If pain of the neck is associated with a traumatic injury – such as a heavy blow to the head, scanning may be required.
When it is associated with arm pain, arm weakness and numbness of the skin, medical attention and scanning may be required.
Most neck and arm pain episodes, even when severe, settle down within 2 to 12 weeks. For a small group neck pain +/- arm pain can become persistent, distressing and disabling. The causes for ongoing pain persistence usually relate to things such as becoming frightened and protective of the neck, movement and activity avoidance, ongoing stress, worry and a negative mindset towards the pain. These factors make the neck muscles tense and the neck structures hypersensitive.
Assessment of neck pain
It is first important to undertake a comprehensive history in order to hear your story, how the pain began and how it impacts on all aspects of your life. We screen for serious causes of neck pain.
We will then perform a comprehensive examination of your head, neck, upper limbs and surrounding structures. This includes assessment of: the sensitivity of the structures to touch, movement and load; the mobility of the neck, trunk and upper limbs; and the ability to relax the muscles of the neck and shoulder girdle. Assessment of balance, eye movement as well as strength and endurance of the neck and upper limbs may also be performed. We are most interested in the postures and activities that you find limiting.
Treatment of neck pain
Based on all this information, we will then explain to you in simple language, where the pain is coming from, the factors that are contributing to it, and discuss the best treatment options available to you.

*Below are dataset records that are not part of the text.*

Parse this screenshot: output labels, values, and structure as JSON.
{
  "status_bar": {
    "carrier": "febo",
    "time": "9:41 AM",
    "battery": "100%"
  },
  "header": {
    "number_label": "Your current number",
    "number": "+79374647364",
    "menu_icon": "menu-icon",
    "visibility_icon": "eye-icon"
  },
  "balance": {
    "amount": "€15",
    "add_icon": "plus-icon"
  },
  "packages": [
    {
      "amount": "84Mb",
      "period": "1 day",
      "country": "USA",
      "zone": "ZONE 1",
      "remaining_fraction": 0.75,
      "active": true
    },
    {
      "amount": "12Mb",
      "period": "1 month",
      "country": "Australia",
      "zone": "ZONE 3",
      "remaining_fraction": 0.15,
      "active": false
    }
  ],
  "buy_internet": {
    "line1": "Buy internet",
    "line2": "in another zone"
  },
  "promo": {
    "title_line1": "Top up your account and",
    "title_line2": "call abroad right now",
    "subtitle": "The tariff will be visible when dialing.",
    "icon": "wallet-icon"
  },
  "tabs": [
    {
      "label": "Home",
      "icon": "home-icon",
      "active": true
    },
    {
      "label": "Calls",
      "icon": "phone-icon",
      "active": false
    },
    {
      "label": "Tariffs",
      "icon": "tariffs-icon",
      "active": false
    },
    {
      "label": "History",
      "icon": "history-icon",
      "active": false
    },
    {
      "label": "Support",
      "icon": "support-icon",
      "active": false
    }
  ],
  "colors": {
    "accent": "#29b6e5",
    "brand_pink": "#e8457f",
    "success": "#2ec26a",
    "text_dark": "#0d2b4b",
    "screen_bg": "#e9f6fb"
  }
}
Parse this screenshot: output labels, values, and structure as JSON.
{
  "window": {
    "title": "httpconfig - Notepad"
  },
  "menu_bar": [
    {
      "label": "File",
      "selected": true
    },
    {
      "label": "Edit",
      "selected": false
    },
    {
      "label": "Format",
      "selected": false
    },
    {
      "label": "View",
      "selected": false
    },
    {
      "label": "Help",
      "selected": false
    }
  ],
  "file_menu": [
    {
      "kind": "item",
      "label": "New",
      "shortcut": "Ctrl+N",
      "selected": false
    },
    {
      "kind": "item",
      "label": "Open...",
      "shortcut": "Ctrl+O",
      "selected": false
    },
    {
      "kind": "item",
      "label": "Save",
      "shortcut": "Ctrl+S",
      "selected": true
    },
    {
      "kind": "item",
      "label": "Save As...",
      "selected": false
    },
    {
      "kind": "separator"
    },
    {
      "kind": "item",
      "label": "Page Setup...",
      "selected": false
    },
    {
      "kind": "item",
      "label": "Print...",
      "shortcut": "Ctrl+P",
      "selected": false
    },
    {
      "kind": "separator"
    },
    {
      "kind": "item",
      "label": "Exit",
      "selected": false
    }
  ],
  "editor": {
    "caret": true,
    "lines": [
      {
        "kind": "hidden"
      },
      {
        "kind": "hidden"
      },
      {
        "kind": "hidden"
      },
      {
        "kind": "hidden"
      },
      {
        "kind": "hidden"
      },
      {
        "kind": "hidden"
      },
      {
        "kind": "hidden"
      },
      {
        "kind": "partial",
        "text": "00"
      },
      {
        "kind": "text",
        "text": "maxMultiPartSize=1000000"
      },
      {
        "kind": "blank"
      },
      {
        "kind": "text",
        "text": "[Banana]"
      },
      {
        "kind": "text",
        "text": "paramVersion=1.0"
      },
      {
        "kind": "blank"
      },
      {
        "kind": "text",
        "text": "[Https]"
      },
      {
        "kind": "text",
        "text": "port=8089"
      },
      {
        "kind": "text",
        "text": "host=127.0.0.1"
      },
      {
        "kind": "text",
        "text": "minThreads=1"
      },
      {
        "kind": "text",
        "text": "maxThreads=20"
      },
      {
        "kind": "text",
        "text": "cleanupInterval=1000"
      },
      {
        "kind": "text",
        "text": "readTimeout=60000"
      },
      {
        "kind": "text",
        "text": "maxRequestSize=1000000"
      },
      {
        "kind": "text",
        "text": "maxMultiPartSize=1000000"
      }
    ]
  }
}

If your pain is acute (sudden onset), the key is to help you to get comfortable and moving as this helps with recovery. This may involve some hands-on treatment and gentle home exercises. We will also identify the factors that caused neck pain and make a plan to prevent it in the future.
If your pain is persistent (longer than 6-12 weeks), we will work out a plan with you to help you take control of your pain and get back to living based on your goals.
Neck pain treatment often involves learning to relax tense muscles, regaining neck mobility if restricted, a graduated strengthening exercise program, and a plan to get you physically active, based on your preference. It’s really important to get you fit, confident and strong as this results in pain relief and increased functional capacity.
Other strategies known to be effective in treating neck pain include improving sleep, stress management and engaging in regular physical activity. In some cases where neck pain is distressing and disabling, working with other health care practitioners is important.
We will identify your goals and ensure the treatment plan is directed towards these.
At Body Logic Physiotherapy we are not interested in ongoing “band-aid treatments”. We know that the best way to manage neck pain is to help you understand why you have pain, having a treatment plan to address these factors and get you back in control, moving, active and living again.
For some people this may take 2-3 sessions, however, for others this may take up to 7-10 sessions over a 3-4 month period. We also offer supervised exercise rehabilitation classes and one-to-one sessions to support this process if needed.